Recall that the graph of a function $\,f\,$ is a picture of all points of the form $\,(x,f(x))\,,$ and the graph of a function $\,g\,$ is a picture of all points of the form $\,(x,g(x))\,.$
In particular, the $\,y$-value of the point $\,(x,f(x))\,$ is the number $\,f(x)\,$ and the $\,y$-value of the point $\,(x,g(x))\,$ is the number $\,g(x)\,$:
- If $\,f(x)\gt g(x)\,,$ then the point $\,(x,f(x))\,$ lies above the point $\,(x,g(x))\,.$
- If $\,f(x)=g(x)\,,$ then the graphs of $\,f\,$ and $\,g\,$ intersect at this point.
- If $\,f(x)\lt g(x)\,,$ then the point $\,(x,f(x))\,$ lies below the point $\,(x,g(x))\,.$
These concepts are illustrated below.
The notation
$\,P(x,f(x))\,$
is a convenient shorthand for:
the point $\,P\,$ with coordinates
$\,(x,f(x))$
with $\,f(x)\gt g(x)\,$ for this value of $\,x\,,$
the graph of $\,f\,$ lies above the graph of $\,g$
with $\,f(x)=g(x)$ for this value of $\,x\,,$
the graphs of $\,f\,$ and $\,g\,$ intersect
with $\,f(x)\lt g(x)$ for this value of $\,x\,,$
the graph of $\,f\,$ lies below the graph of $\,g$
The graphs of functions $\,f\,$ and $\,g\,$ are shown below. The solution set of the inequality ‘$\,f(x)\gt g(x)\,$’ is shown in green. It is the set of all values of $\,x\,$ for which the graph of $\,f\,$ lies above the graph of $\,g\,.$
The graphs of functions $\,f\,$and $\,g\,$ are shown below. The solution set of the equation ‘$\,f(x)=g(x)\,$’ is shown in green. It is the set of all values of $\,x\,$ for which the graphs of $\,f\,$ and $\,g\,$ intersect.
The graphs of functions $\,f\,$ and $\,g\,$ are shown below. The solution set of the inequality ‘$\,f(x)\lt g(x)\,$’ is shown in green. It is the set of all values of $\,x\,$ for which the graph of $\,f\,$ lies below the graph of $\,g\,.$
The graphs of functions $\,f\,$ and $\,g\,$ are shown below. The solution set of the inequality ‘$\,f(x)\ge g(x)\,$’ is shown in green. It is the set of all values of $\,x\,$ for which the graph of $\,f\,$ lies on or above the graph of $\,g\,.$
The graphs of functions $\,f\,$ and $\,g\,$ are shown below. The solution set of the inequality ‘$\,f(x)\le g(x)\,$’ is shown in green. It is the set of all values of $\,x\,$ for which the graph of $\,f\,$ lies on or below the graph of $\,g\,.$
Example
The graphs of two functions, each with domain $\,\mathbb{R}\,,$ are shown below:
- $\,f\,$ is a parabola, shown in the black dotted pattern;
- $\,g\,$ is a cubic polynomial, shown in purple.

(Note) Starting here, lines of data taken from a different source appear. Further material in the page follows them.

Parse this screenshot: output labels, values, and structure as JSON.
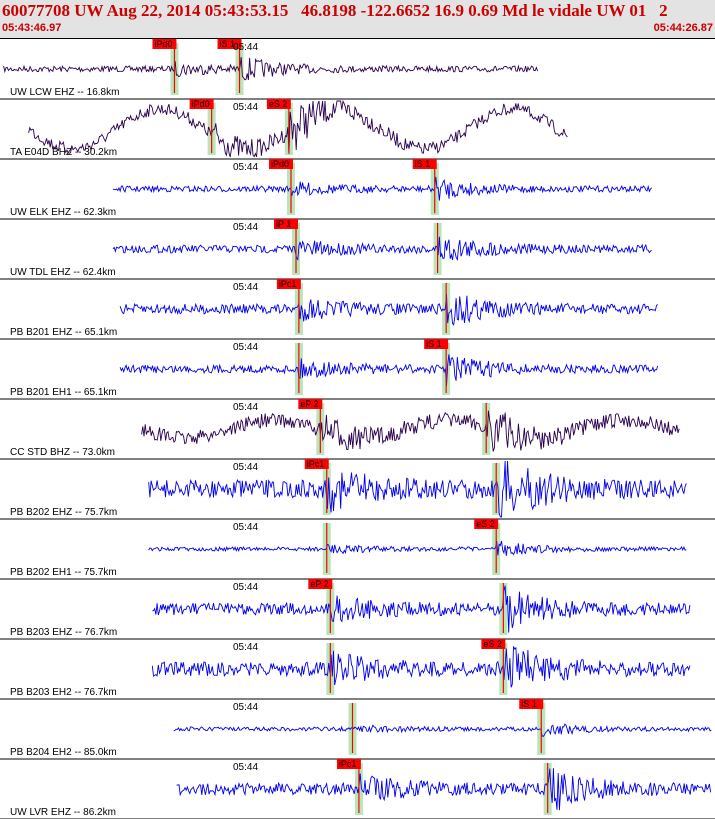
{
  "header": {
    "title": "60077708 UW Aug 22, 2014 05:43:53.15   46.8198 -122.6652 16.9 0.69 Md le vidale UW 01   2",
    "start_time": "05:43:46.97",
    "end_time": "05:44:26.87"
  },
  "colors": {
    "header_bg": "#e3e3e3",
    "header_text": "#cc0000",
    "trace_blue": "#0000ee",
    "trace_dark": "#2a0050",
    "pick_red": "#ff0000",
    "pick_window_green": "#b8e6b8",
    "separator": "#000000"
  },
  "traces": [
    {
      "label": "UW LCW EHZ -- 16.8km",
      "time_mark": "05:44",
      "color": "dark",
      "picks": [
        {
          "text": "iPd0",
          "pos": 0.244
        },
        {
          "text": "iS 1",
          "pos": 0.335
        }
      ]
    },
    {
      "label": "TA E04D BHZ -- 30.2km",
      "time_mark": "05:44",
      "color": "dark",
      "picks": [
        {
          "text": "iPd0",
          "pos": 0.296
        },
        {
          "text": "eS 2",
          "pos": 0.404
        }
      ]
    },
    {
      "label": "UW ELK EHZ -- 62.3km",
      "time_mark": "05:44",
      "color": "blue",
      "picks": [
        {
          "text": "iPd0",
          "pos": 0.407
        },
        {
          "text": "iS 1",
          "pos": 0.608
        }
      ]
    },
    {
      "label": "UW TDL EHZ -- 62.4km",
      "time_mark": "05:44",
      "color": "blue",
      "picks": [
        {
          "text": "iP 1",
          "pos": 0.414
        },
        {
          "text": "",
          "pos": 0.612
        }
      ]
    },
    {
      "label": "PB B201 EHZ -- 65.1km",
      "time_mark": "05:44",
      "color": "blue",
      "picks": [
        {
          "text": "iPc1",
          "pos": 0.418
        },
        {
          "text": "",
          "pos": 0.624
        }
      ]
    },
    {
      "label": "PB B201 EH1 -- 65.1km",
      "time_mark": "05:44",
      "color": "blue",
      "picks": [
        {
          "text": "",
          "pos": 0.418
        },
        {
          "text": "iS 1",
          "pos": 0.624
        }
      ]
    },
    {
      "label": "CC STD BHZ -- 73.0km",
      "time_mark": "05:44",
      "color": "dark",
      "picks": [
        {
          "text": "eP 2",
          "pos": 0.448
        },
        {
          "text": "",
          "pos": 0.68
        }
      ]
    },
    {
      "label": "PB B202 EHZ -- 75.7km",
      "time_mark": "05:44",
      "color": "blue",
      "picks": [
        {
          "text": "iPc1",
          "pos": 0.457
        },
        {
          "text": "",
          "pos": 0.694
        }
      ]
    },
    {
      "label": "PB B202 EH1 -- 75.7km",
      "time_mark": "05:44",
      "color": "blue",
      "picks": [
        {
          "text": "",
          "pos": 0.457
        },
        {
          "text": "eS 2",
          "pos": 0.694
        }
      ]
    },
    {
      "label": "PB B203 EHZ -- 76.7km",
      "time_mark": "05:44",
      "color": "blue",
      "picks": [
        {
          "text": "eP 2",
          "pos": 0.462
        },
        {
          "text": "",
          "pos": 0.704
        }
      ]
    },
    {
      "label": "PB B203 EH2 -- 76.7km",
      "time_mark": "05:44",
      "color": "blue",
      "picks": [
        {
          "text": "",
          "pos": 0.462
        },
        {
          "text": "eS 2",
          "pos": 0.704
        }
      ]
    },
    {
      "label": "PB B204 EH2 -- 85.0km",
      "time_mark": "05:44",
      "color": "blue",
      "picks": [
        {
          "text": "",
          "pos": 0.493
        },
        {
          "text": "iS 1",
          "pos": 0.757
        }
      ]
    },
    {
      "label": "UW LVR EHZ -- 86.2km",
      "time_mark": "05:44",
      "color": "blue",
      "picks": [
        {
          "text": "iPc1",
          "pos": 0.502
        },
        {
          "text": "",
          "pos": 0.766
        }
      ]
    }
  ]
}
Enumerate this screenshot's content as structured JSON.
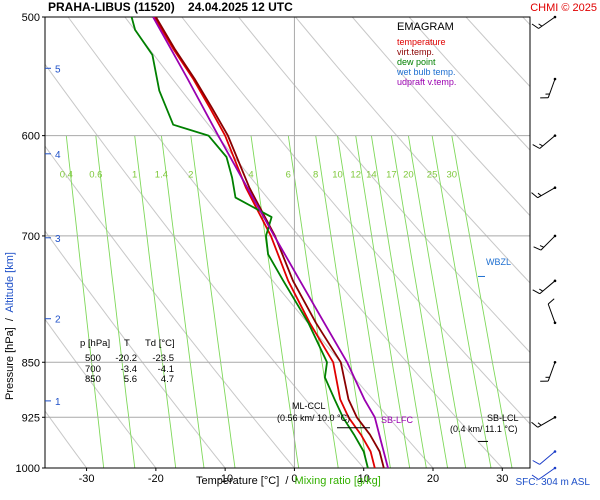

These two curves intersect at the points $\,(-1,2)\,$, $\,(0,0.5)\,$ and $\,(1,1)\,$.
Pay attention to the difference between the brackets ‘$\,[\ ]\,$’ and parentheses ‘$\,(\ )\,$’ and braces ‘$\,\{\ \}\,$’ in the solutions sets!
Remember that the symbol ‘$\,\cup\,$’, the union symbol, is used to put sets together.
The solution set of the inequality ‘$\,f(x)\gt g(x)\,$’ is: $$\cssId{s66}{(-\infty ,-1) \cup (0,1)}$$
The solution set of the equation ‘$\,f(x)=g(x)\,$’ is: $$\cssId{s68}{\{-1,0,1\}}$$
The solution set of the inequality ‘$\,f(x)\lt g(x)\,$’ is: $$\cssId{s70}{(-1,0)\cup (1,\infty)}$$
The solution set of the inequality ‘$\,f(x)\ge g(x)\,$’ is: $$\cssId{s72}{(-\infty ,-1] \cup [0,1]}$$
The solution set of the inequality ‘$\,f(x)\le g(x)\,$’ is: $$\cssId{s74}{[-1,0] \cup [1,\infty )}$$
Let's discuss the solution set of the inequality ‘$\,f(x)\gt g(x)\,$’.
Imagine a vertical line passing through the graph, moving from left to right. Every time the vertical line is at a place where the graph of $\,f\,$ lies above the graph of $\,g\,,$ then you must include that $\,x$-value in the solution set.
Be extra careful of places where something interesting is happening (like where the graphs intersect).